Duration, Reps, Sets, Routines
How long, how many reps, and how many sets depends on the types of planks you are doing, your muscles and your ability to stay focused. Hold the planks for as long as you can without hurting yourself. Stop if you can not longer maintain good form. Do as many reps as you can per set and do as many sets as you feel like doing.
To prevent the plank workouts from getting longer and longer increase the difficulty of your plank routine as you get better at them. Make up your own plank routine and change it often so you keep making progress and to reduce boredom. Give yourself a good workout but don't overdue it or you will be in pain tomorrow and maybe the day after that.

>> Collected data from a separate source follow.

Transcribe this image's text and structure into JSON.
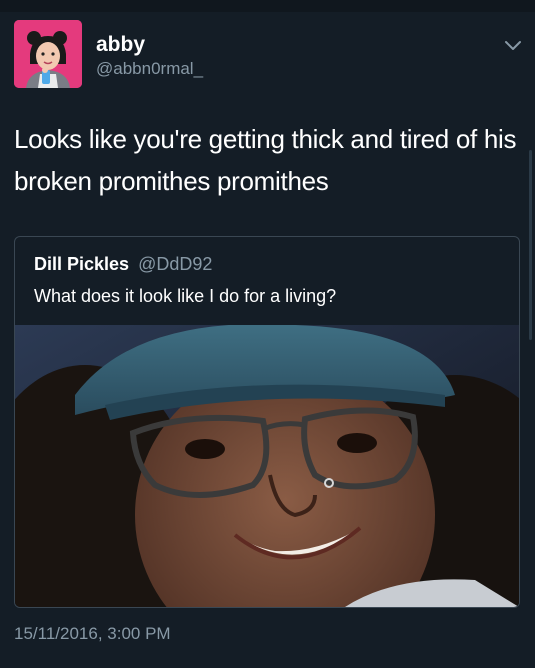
{
  "tweet": {
    "author": {
      "name": "abby",
      "handle": "@abbn0rmal_"
    },
    "text": "Looks like you're getting thick and tired of his broken promithes promithes",
    "timestamp": "15/11/2016, 3:00 PM",
    "menu_icon": "chevron-down-icon"
  },
  "quoted_tweet": {
    "author": {
      "name": "Dill Pickles",
      "handle": "@DdD92"
    },
    "text": "What does it look like I do for a living?",
    "media": "selfie-photo"
  },
  "colors": {
    "background": "#141d26",
    "primary_text": "#ffffff",
    "secondary_text": "#8899a6",
    "card_border": "#3a4753",
    "avatar_background": "#e43a7d"
  }
}
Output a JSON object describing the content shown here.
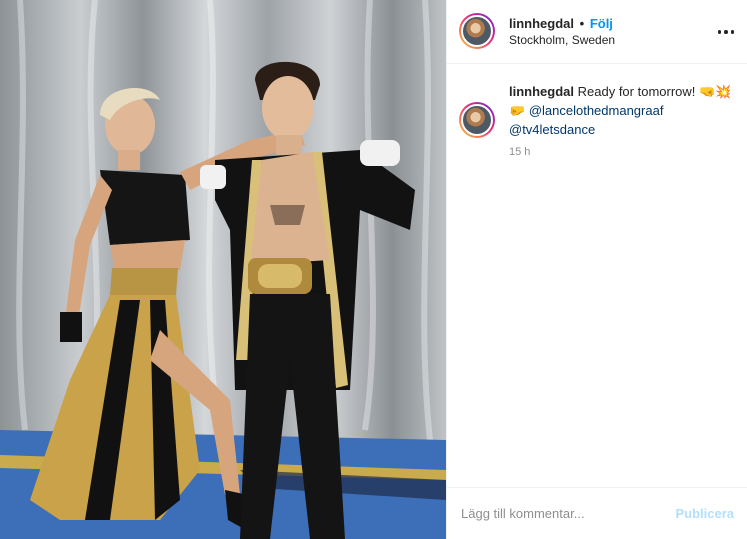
{
  "photo": {
    "alt_icon": "photo-image"
  },
  "header": {
    "username": "linnhegdal",
    "separator": "•",
    "follow_label": "Följ",
    "location": "Stockholm, Sweden",
    "more_icon": "more-horizontal-icon"
  },
  "caption": {
    "username": "linnhegdal",
    "text": "Ready for tomorrow! 🤜💥🤛",
    "mention1": "@lancelothedmangraaf",
    "mention2": "@tv4letsdance",
    "time": "15 h"
  },
  "comment_box": {
    "placeholder": "Lägg till kommentar...",
    "publish_label": "Publicera"
  },
  "colors": {
    "link": "#0095f6",
    "mention": "#00376b",
    "publish_disabled": "#b2dffc",
    "muted": "#8e8e8e"
  }
}
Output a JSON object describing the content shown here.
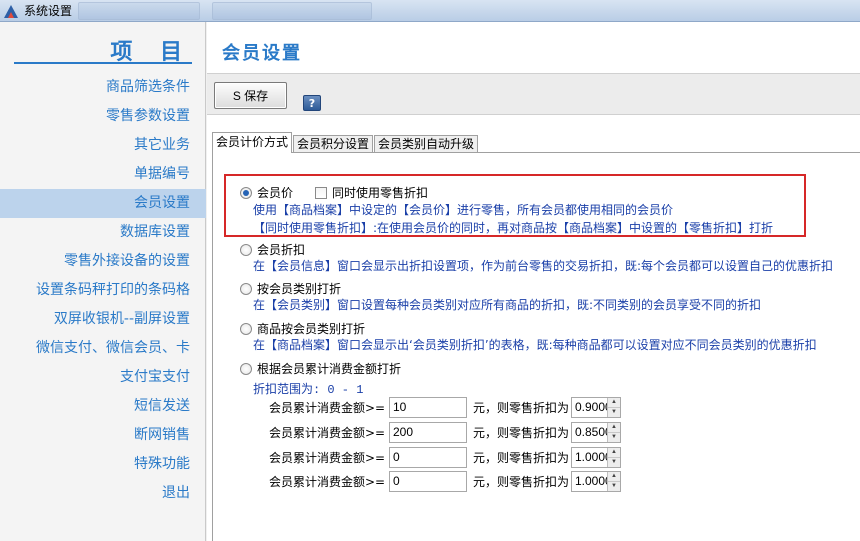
{
  "window": {
    "title": "系统设置"
  },
  "sidebar": {
    "heading": "项 目",
    "items": [
      {
        "label": "商品筛选条件"
      },
      {
        "label": "零售参数设置"
      },
      {
        "label": "其它业务"
      },
      {
        "label": "单据编号"
      },
      {
        "label": "会员设置",
        "active": true
      },
      {
        "label": "数据库设置"
      },
      {
        "label": "零售外接设备的设置"
      },
      {
        "label": "设置条码秤打印的条码格"
      },
      {
        "label": "双屏收银机--副屏设置"
      },
      {
        "label": "微信支付、微信会员、卡"
      },
      {
        "label": "支付宝支付"
      },
      {
        "label": "短信发送"
      },
      {
        "label": "断网销售"
      },
      {
        "label": "特殊功能"
      },
      {
        "label": "退出"
      }
    ]
  },
  "main": {
    "page_title": "会员设置",
    "toolbar": {
      "save_label": "S 保存",
      "help_label": "?"
    },
    "tabs": [
      {
        "label": "会员计价方式",
        "active": true
      },
      {
        "label": "会员积分设置"
      },
      {
        "label": "会员类别自动升级"
      }
    ],
    "options": {
      "member_price": {
        "label": "会员价",
        "checked": true,
        "checkbox_label": "同时使用零售折扣",
        "checkbox_checked": false,
        "desc1": "使用【商品档案】中设定的【会员价】进行零售，所有会员都使用相同的会员价",
        "desc2": "【同时使用零售折扣】:在使用会员价的同时，再对商品按【商品档案】中设置的【零售折扣】打折"
      },
      "member_discount": {
        "label": "会员折扣",
        "desc": "在【会员信息】窗口会显示出折扣设置项，作为前台零售的交易折扣，既:每个会员都可以设置自己的优惠折扣"
      },
      "category_discount": {
        "label": "按会员类别打折",
        "desc": "在【会员类别】窗口设置每种会员类别对应所有商品的折扣，既:不同类别的会员享受不同的折扣"
      },
      "product_category_discount": {
        "label": "商品按会员类别打折",
        "desc": "在【商品档案】窗口会显示出‘会员类别折扣’的表格，既:每种商品都可以设置对应不同会员类别的优惠折扣"
      },
      "cumulative_discount": {
        "label": "根据会员累计消费金额打折",
        "range_label": "折扣范围为: 0 - 1",
        "tier_label": "会员累计消费金额>=",
        "tier_mid": "元，则零售折扣为",
        "tiers": [
          {
            "amount": "10",
            "discount": "0.9000"
          },
          {
            "amount": "200",
            "discount": "0.8500"
          },
          {
            "amount": "0",
            "discount": "1.0000"
          },
          {
            "amount": "0",
            "discount": "1.0000"
          }
        ]
      }
    }
  },
  "colors": {
    "accent": "#2a7ac8",
    "desc_text": "#1a3fa8",
    "highlight_box": "#d62828",
    "sidebar_active": "#bcd3ec"
  }
}
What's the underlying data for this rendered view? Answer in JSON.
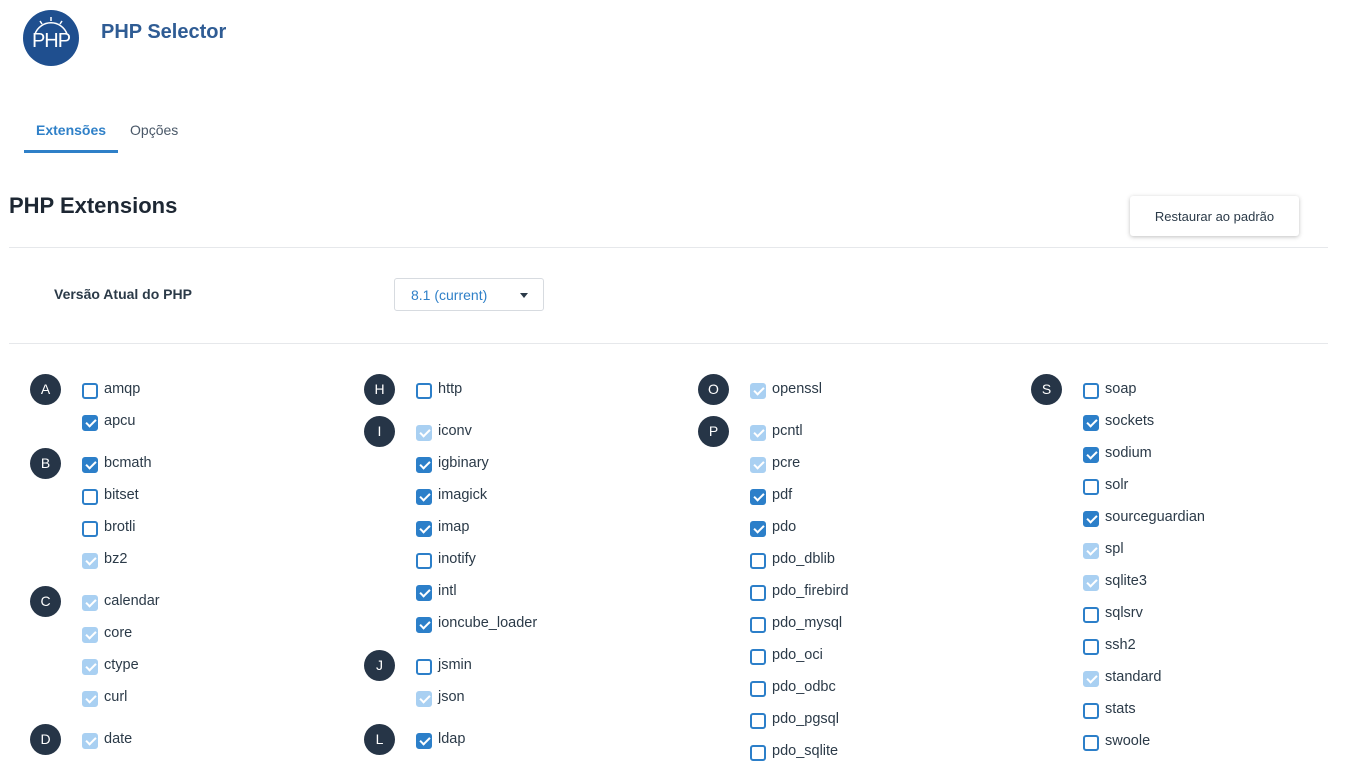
{
  "header": {
    "logo_text": "PHP",
    "title": "PHP Selector"
  },
  "tabs": [
    {
      "label": "Extensões",
      "active": true
    },
    {
      "label": "Opções",
      "active": false
    }
  ],
  "section": {
    "title": "PHP Extensions",
    "restore_label": "Restaurar ao padrão"
  },
  "version": {
    "label": "Versão Atual do PHP",
    "value": "8.1 (current)"
  },
  "colors": {
    "accent": "#2c7fc9",
    "disabled_check": "#a9d0f2",
    "letter_badge": "#263547",
    "title": "#2f5c94"
  },
  "columns": [
    [
      {
        "letter": "A",
        "items": [
          {
            "label": "amqp",
            "state": "unchecked"
          },
          {
            "label": "apcu",
            "state": "checked"
          }
        ]
      },
      {
        "letter": "B",
        "items": [
          {
            "label": "bcmath",
            "state": "checked"
          },
          {
            "label": "bitset",
            "state": "unchecked"
          },
          {
            "label": "brotli",
            "state": "unchecked"
          },
          {
            "label": "bz2",
            "state": "disabled"
          }
        ]
      },
      {
        "letter": "C",
        "items": [
          {
            "label": "calendar",
            "state": "disabled"
          },
          {
            "label": "core",
            "state": "disabled"
          },
          {
            "label": "ctype",
            "state": "disabled"
          },
          {
            "label": "curl",
            "state": "disabled"
          }
        ]
      },
      {
        "letter": "D",
        "items": [
          {
            "label": "date",
            "state": "disabled"
          }
        ]
      }
    ],
    [
      {
        "letter": "H",
        "items": [
          {
            "label": "http",
            "state": "unchecked"
          }
        ]
      },
      {
        "letter": "I",
        "items": [
          {
            "label": "iconv",
            "state": "disabled"
          },
          {
            "label": "igbinary",
            "state": "checked"
          },
          {
            "label": "imagick",
            "state": "checked"
          },
          {
            "label": "imap",
            "state": "checked"
          },
          {
            "label": "inotify",
            "state": "unchecked"
          },
          {
            "label": "intl",
            "state": "checked"
          },
          {
            "label": "ioncube_loader",
            "state": "checked"
          }
        ]
      },
      {
        "letter": "J",
        "items": [
          {
            "label": "jsmin",
            "state": "unchecked"
          },
          {
            "label": "json",
            "state": "disabled"
          }
        ]
      },
      {
        "letter": "L",
        "items": [
          {
            "label": "ldap",
            "state": "checked"
          }
        ]
      }
    ],
    [
      {
        "letter": "O",
        "items": [
          {
            "label": "openssl",
            "state": "disabled"
          }
        ]
      },
      {
        "letter": "P",
        "items": [
          {
            "label": "pcntl",
            "state": "disabled"
          },
          {
            "label": "pcre",
            "state": "disabled"
          },
          {
            "label": "pdf",
            "state": "checked"
          },
          {
            "label": "pdo",
            "state": "checked"
          },
          {
            "label": "pdo_dblib",
            "state": "unchecked"
          },
          {
            "label": "pdo_firebird",
            "state": "unchecked"
          },
          {
            "label": "pdo_mysql",
            "state": "unchecked"
          },
          {
            "label": "pdo_oci",
            "state": "unchecked"
          },
          {
            "label": "pdo_odbc",
            "state": "unchecked"
          },
          {
            "label": "pdo_pgsql",
            "state": "unchecked"
          },
          {
            "label": "pdo_sqlite",
            "state": "unchecked"
          }
        ]
      }
    ],
    [
      {
        "letter": "S",
        "items": [
          {
            "label": "soap",
            "state": "unchecked"
          },
          {
            "label": "sockets",
            "state": "checked"
          },
          {
            "label": "sodium",
            "state": "checked"
          },
          {
            "label": "solr",
            "state": "unchecked"
          },
          {
            "label": "sourceguardian",
            "state": "checked"
          },
          {
            "label": "spl",
            "state": "disabled"
          },
          {
            "label": "sqlite3",
            "state": "disabled"
          },
          {
            "label": "sqlsrv",
            "state": "unchecked"
          },
          {
            "label": "ssh2",
            "state": "unchecked"
          },
          {
            "label": "standard",
            "state": "disabled"
          },
          {
            "label": "stats",
            "state": "unchecked"
          },
          {
            "label": "swoole",
            "state": "unchecked"
          }
        ]
      }
    ]
  ]
}
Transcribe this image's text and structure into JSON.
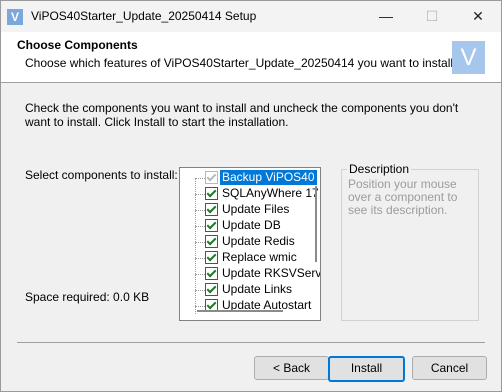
{
  "window": {
    "title": "ViPOS40Starter_Update_20250414 Setup",
    "app_icon_letter": "V",
    "minimize_glyph": "—",
    "maximize_glyph": "☐",
    "close_glyph": "✕"
  },
  "header": {
    "title": "Choose Components",
    "subtitle": "Choose which features of ViPOS40Starter_Update_20250414 you want to install.",
    "logo_letter": "V"
  },
  "intro_text": "Check the components you want to install and uncheck the components you don't want to install. Click Install to start the installation.",
  "select_label": "Select components to install:",
  "components": [
    {
      "label": "Backup ViPOS40",
      "checked": true,
      "disabled": true,
      "selected": true
    },
    {
      "label": "SQLAnyWhere 17",
      "checked": true
    },
    {
      "label": "Update Files",
      "checked": true
    },
    {
      "label": "Update DB",
      "checked": true
    },
    {
      "label": "Update Redis",
      "checked": true
    },
    {
      "label": "Replace wmic",
      "checked": true
    },
    {
      "label": "Update RKSVServi",
      "checked": true
    },
    {
      "label": "Update Links",
      "checked": true
    },
    {
      "label": "Update Autostart",
      "checked": true
    }
  ],
  "description": {
    "title": "Description",
    "text": "Position your mouse over a component to see its description."
  },
  "space_required": "Space required: 0.0 KB",
  "buttons": {
    "back": "< Back",
    "install": "Install",
    "cancel": "Cancel"
  },
  "colors": {
    "accent": "#0078d7",
    "checkmark": "#1e7a1e",
    "logo_bg": "#a7c6ec"
  }
}
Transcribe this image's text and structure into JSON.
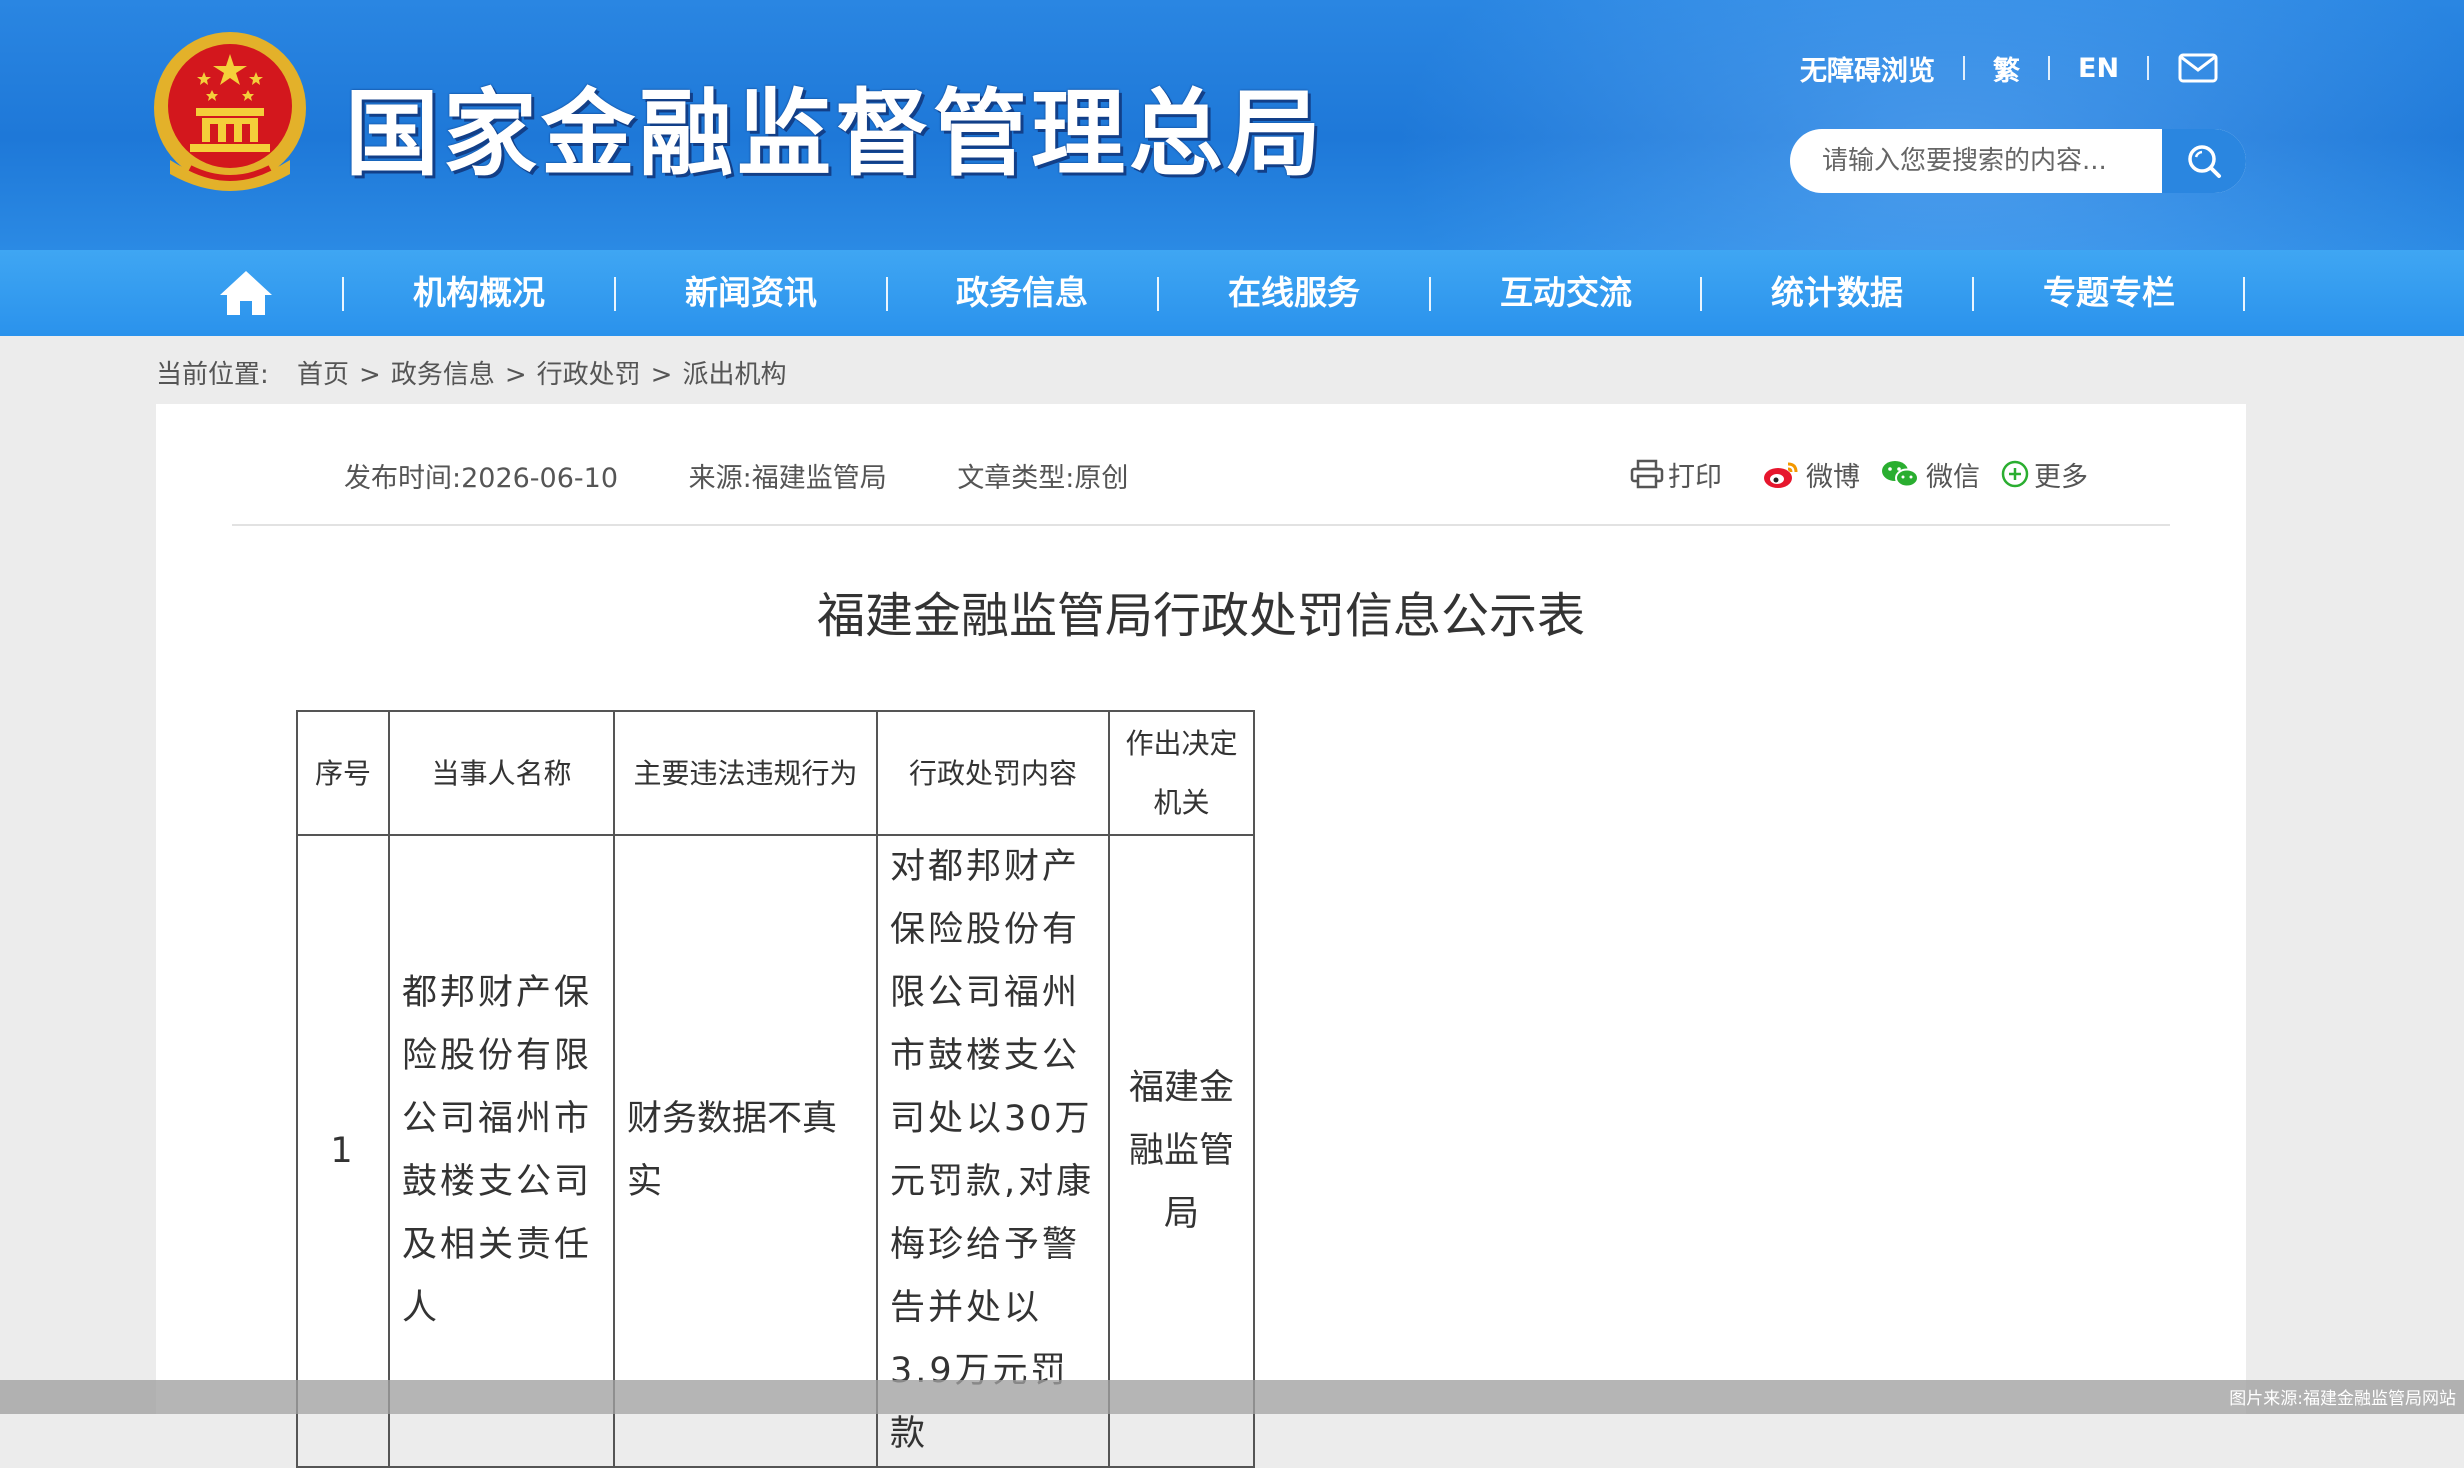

Planks VS Crunches and Sit-Ups
- Planks are better for slimming down than crunches and sit-ups because they work more of your body. You can workout almost all of your muscles doing planks. Working out more muscles means you burn more calories while doing the exercise. Building more muscle means you burn more calories throughout the day. You should still do some cardio.
- Exercises like planks and yoga are relaxing. Stress is one of the most common reasons for weight gain. Reducing stress makes it easier to lose weight. Getting a good night's sleep, maintaining a healthy diet and exercising regularly is easier when you are not stressed. I don't find sit-ups or crunches relaxing.
- Good posture makes you look better and it is better for your health. Doing planks can improve your posture so you sit up and stand up straight. You don't want your stomach to stick out because of poor posture. Sit ups and crunches can make your posture worse. Doing them can cause poor posture and back pain.
- You can do a lot of different variations of planks, include equipment like weights and balls, and you can easily incorporate other exercise. I find them less awkward than sit ups and crunches.
- The more difficult planks like the planche plank can provide you with something to strive for and a sense of accomplishment that is greater than doing a large number of sit ups or crunches.
The comparison is based on my experiences and opinions. I like planks. I don't like crunches or sit-ups.